Avitas shakes his head. “Three break-ins of her quarters at the Island over the course of the last two weeks. During the first, my spy reported that a window was left open. During the second, an item was left on Keris’s bed. A sculpture.”

“A sculpture?”

“A mother holding a child. The Commandant destroyed it and killed the slave who discovered it. During the third visit, another sculpture was left. My contact pulled this one from the ashes of the fire.”

He reaches into a saddlebag and offers me a rough sculpture of yellow clay, blackened on one side. It is of a crudely made woman, her head bowed. Her hand reaches down with strange plaintiveness to a child who reaches back. They do not touch, though they sit on the same base.

The figures have thumb indents for eyes and lumps for noses. But their mouths are open. It looks as if they are screaming. I shove the sculpture back at Avitas, disturbed.

“No one’s seen the intruder.” Avitas tucks the object away. “Other than what my spy saw, the Commandant has hidden the break-ins well.”

There are plenty of people who could get into the Commandant’s quarters unseen. But for her to then not catch them after they’d been there once—that indicates a level of skill I’ve known only one person to have.
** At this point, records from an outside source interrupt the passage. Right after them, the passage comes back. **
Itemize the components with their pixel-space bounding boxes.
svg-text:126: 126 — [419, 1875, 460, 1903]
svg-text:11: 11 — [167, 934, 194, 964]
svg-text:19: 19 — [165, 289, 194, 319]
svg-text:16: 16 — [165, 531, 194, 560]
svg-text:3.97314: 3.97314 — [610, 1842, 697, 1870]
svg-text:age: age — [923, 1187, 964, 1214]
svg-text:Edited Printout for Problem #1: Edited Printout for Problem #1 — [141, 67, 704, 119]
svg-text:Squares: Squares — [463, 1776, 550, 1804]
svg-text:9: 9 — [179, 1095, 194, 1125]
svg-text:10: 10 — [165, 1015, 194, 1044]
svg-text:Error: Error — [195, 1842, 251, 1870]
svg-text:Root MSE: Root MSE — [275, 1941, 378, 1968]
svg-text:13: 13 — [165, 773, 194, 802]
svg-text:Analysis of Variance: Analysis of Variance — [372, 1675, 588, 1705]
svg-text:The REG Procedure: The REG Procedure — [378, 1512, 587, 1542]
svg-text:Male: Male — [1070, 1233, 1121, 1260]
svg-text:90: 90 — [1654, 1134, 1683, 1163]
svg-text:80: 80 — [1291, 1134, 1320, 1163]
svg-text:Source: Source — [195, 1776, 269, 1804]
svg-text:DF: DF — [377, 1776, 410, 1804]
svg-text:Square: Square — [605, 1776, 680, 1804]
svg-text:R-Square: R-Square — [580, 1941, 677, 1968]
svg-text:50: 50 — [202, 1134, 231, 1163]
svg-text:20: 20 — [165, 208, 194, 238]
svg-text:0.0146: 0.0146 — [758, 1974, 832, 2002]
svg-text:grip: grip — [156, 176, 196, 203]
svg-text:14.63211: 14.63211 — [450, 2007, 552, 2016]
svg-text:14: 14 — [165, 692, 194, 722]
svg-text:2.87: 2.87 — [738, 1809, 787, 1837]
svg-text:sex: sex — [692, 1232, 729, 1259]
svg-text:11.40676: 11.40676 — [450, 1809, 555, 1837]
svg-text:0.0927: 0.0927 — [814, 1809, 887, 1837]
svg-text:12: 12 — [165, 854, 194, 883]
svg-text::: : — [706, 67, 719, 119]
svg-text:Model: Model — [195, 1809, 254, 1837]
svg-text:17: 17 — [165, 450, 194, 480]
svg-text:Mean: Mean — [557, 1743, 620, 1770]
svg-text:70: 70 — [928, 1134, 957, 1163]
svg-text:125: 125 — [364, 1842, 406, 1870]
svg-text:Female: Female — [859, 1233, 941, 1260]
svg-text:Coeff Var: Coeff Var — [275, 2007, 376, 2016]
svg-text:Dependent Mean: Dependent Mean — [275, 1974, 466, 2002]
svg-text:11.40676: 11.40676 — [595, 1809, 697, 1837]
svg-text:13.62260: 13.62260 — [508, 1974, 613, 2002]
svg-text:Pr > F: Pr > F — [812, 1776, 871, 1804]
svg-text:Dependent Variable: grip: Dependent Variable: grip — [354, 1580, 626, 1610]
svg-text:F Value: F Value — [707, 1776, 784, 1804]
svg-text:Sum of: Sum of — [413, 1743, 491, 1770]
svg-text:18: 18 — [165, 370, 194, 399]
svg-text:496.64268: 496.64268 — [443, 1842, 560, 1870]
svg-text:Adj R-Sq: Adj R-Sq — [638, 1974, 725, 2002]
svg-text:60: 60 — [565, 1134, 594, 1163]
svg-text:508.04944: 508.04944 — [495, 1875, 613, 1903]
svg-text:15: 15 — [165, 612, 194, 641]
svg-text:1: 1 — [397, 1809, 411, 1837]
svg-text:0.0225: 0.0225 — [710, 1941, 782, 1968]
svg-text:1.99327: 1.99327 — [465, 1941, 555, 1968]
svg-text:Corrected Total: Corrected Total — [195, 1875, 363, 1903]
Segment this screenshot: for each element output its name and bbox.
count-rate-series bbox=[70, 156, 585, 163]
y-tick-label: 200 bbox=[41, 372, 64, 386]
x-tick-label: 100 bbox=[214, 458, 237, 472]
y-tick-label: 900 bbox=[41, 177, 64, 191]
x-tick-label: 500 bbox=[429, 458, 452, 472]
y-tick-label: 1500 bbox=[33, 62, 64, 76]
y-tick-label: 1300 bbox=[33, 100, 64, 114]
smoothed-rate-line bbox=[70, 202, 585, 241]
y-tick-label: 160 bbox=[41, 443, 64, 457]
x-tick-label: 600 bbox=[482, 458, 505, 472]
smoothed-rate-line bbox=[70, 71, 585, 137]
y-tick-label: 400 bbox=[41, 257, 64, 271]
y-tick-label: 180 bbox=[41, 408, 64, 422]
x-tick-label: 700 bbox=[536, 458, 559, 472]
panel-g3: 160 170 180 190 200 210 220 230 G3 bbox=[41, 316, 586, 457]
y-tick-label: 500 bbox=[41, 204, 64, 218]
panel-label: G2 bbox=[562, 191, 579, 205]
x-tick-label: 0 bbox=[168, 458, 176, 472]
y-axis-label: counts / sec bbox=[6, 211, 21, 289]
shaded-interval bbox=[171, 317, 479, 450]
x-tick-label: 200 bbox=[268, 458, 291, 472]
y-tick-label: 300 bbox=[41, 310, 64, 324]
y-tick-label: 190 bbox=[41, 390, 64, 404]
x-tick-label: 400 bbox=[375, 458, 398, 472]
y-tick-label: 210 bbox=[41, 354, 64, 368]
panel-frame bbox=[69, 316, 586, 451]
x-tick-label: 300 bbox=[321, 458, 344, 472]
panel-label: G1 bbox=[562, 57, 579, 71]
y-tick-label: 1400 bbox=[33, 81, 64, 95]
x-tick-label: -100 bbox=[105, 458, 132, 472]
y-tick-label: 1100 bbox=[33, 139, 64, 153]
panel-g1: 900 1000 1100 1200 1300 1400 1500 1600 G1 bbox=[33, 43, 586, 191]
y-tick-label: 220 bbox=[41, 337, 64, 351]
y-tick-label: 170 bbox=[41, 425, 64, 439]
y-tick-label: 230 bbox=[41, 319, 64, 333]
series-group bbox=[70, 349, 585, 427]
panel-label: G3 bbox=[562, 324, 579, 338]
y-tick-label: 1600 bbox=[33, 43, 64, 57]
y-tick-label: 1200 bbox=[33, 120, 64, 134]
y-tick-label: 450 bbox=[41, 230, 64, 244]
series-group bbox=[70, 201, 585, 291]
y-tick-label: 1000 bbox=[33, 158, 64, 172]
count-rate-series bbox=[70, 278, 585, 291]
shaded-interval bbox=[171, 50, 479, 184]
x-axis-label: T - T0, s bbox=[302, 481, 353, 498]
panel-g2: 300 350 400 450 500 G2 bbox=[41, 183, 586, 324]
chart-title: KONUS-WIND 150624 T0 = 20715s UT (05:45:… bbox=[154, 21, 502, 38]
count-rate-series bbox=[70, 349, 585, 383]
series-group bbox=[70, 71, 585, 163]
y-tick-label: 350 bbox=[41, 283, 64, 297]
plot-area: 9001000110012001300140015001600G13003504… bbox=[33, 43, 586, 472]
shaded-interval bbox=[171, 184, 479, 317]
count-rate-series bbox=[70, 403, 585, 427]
A woman I haven’t seen in months. The Cook.

I mull it over as we travel higher into the mountains, but it doesn’t make sense. If Cook can sneak into the Commandant’s quarters, why not just kill her? Why leave her peculiar statues?

Hours later, after winding through switchbacking mountain trails, we arrive at the foot of a sweeping, old-growth forest. Navium glitters to the west, a cluster of lights and still-smoldering fires with the black snake of the Rei winding through it.

We abandon the horses beside a creek, and I draw a dagger as we make for the tree line. If Quin is out there, he won’t take kindly to Emperor Marcus’s Blood Shrike showing up unannounced.

Harper unhooks his bow, and we slip cautiously into the woods. Crickets chirp, frogs sing—the wild sounds of a summer countryside. And though it is dark, there’s moon enough for me to see that no one has trod these woods for months, maybe years.

With every step, my hopes diminish further. I’m to send a report to Marcus tomorrow. What the bleeding hells am I going to say if Quin isn’t out here?

Harper curses, the sound sharp and unexpected, and I hear a hissing snick. It’s followed by a muffled grunt. A phalanx of axes swings down from the trees.

Harper only just dives out of the way, and I have never been happier to see an ally nearly have his head sliced off.

We spend the next two hours avoiding carefully laid booby traps, each one more intricate and well-hidden than the next.

“What a bleeding lunatic.” Harper cuts a trip wire that drops a net laced with razor-sharp shards of glass. “He’s not even trying to catch anyone. He just wants them dead.”

“He’s not a lunatic.” I drop my voice. The moon is high. It’s past midnight. “He’s thorough.” Glass gleams through the trees—a distant window.

Something in the air shifts, and the night creatures go quiet. I know, as sure as I know my own name, that Harper and I are no longer alone in this forest.

“Let’s get this over with.” I sheathe my blade, hoping to the skies that I’m not talking to a pack of highway bandits or some crazed hermit.